Sunday, August 22, 2010

make & believe: the moon

Tonight I played Wii Tennis with a 7-year-old (more or less my sister's ex-boyfriend/arranged marriage prospect), and it was one of the best Wii matches I've ever had. He was SO good.

Asian parties are the reason why my parents go to Ann Arbor so often; I think maybe 90% of their Michigan friends live there. Which is fine with me, because I get to practice driving on these 50-minute trips. Sliding into the driver's seat for the drive home with every window and mirror initially fogged up, yet with the highway lights so bright and beautiful, I think it's absolutely tragic, beyond lives lost, when I hear about people falling asleep at the wheel late at night. But maybe that's just the amateur driver in me, eying the speedometer and every car around me like a hawk, still unused to the perils of merging and changing lanes.

I love doing a lot of thinking when I'm on the road (although sometimes it makes me miss signs and react late to traffic lights heh heh), and tonight I was thinking about what one of my friends recently asked me. It was a weird question; she asked, "Why did you wear that moon necklace for so long if your name has a sun in it?" (Just so you know, Cecilia means "blind" but my Chinese name means "sunrise.") I don't think she meant that necklaces were supposed to represent names; it just seemed ironic to her.

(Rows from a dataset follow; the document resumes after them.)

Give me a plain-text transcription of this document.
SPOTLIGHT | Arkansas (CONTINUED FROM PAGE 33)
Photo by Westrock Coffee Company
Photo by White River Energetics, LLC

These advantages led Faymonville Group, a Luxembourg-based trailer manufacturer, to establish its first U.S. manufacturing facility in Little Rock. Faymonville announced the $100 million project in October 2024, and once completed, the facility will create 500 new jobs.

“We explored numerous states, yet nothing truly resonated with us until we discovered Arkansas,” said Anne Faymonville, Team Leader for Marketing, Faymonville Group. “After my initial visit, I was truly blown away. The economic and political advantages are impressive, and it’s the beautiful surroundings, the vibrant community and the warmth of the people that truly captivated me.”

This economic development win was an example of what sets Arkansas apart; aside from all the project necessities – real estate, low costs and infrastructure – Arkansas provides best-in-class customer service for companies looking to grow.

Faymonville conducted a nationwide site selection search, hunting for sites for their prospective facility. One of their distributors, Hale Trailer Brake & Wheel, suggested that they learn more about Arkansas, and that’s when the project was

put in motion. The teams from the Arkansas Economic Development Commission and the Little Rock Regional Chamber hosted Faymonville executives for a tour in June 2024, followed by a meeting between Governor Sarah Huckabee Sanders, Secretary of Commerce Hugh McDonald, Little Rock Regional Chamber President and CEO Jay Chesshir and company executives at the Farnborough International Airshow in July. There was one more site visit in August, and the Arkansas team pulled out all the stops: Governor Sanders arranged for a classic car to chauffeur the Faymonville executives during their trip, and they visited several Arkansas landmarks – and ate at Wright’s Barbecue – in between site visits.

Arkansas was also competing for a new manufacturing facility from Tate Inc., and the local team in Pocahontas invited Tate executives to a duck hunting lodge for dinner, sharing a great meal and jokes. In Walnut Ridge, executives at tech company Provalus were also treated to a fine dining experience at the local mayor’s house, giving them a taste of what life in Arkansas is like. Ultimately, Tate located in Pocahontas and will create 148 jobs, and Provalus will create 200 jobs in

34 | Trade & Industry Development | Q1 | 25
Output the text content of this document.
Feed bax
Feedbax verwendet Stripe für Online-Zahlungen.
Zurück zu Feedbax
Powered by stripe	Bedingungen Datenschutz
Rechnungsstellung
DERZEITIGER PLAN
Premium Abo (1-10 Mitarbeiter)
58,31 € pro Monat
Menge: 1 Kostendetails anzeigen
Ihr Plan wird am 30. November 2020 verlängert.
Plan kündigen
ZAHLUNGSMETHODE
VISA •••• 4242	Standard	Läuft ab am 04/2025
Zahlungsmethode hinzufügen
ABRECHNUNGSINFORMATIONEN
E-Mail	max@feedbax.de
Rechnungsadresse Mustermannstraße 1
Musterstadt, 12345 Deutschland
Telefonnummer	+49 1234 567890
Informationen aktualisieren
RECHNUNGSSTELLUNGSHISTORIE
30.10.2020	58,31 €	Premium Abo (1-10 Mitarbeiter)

For the longest time, I had an unexplainable obsession with the moon. If I ever do get a tattoo, the first I'd get would be of the outline of a crescent moon. It's hard to find pretty crescent necklaces, and when I finally did find one in Shanghai, I wore it all the time as a constant reminder of how much I love where I'm from, as well as the powerful presence of the moon in my past. Little kids wished on the first star they see every night; I accidentally wished on Venus (it looks like a star ok), and then I wished on the moon when I couldn't find a star. Sometimes when it was too cloudy at night, I got anxious. Sometimes when it's only four or five in the evening, you can already spot the moon, and I got so giddy I couldn't keep it to myself.

"Where's the moon now? Is it hiding?" I looked up above the highway lights and, sure enough, there it was. You can't stare into a pitch black night and not search desperately for that well-known spot of white, especially if you know that it should be there. Over the years, it's become my guidance and my reassurance, the North Star to my own goals and dreams. For a brief period of time, my moon was replaced by a cross, and then by nothing when I realized I no longer needed physical representation of things already so deeply etched into my heart. When I was in the Bahamas, I saw the perfect sun necklace but I was terrible at bargaining. Then again the sun isn't the same though; it shines in a sea of its own light. I thought getting a sun could maybe represent the beginning of a new era, but if you hold onto it forever, there's going to be a heck long of a beginning with no middle or end.

Just like how my name means sunrise, I'm constantly getting excited about starting things and choosing the initial steps, but that enthusiasm often drains out and I'll need pushes and shoves to get through to the process, and then to the result. I need guidance and supervision probably much more than the average person, or I'll wander off into the pitch black unknown. And ironically for what it means to me, I need the moon to keep me grounded.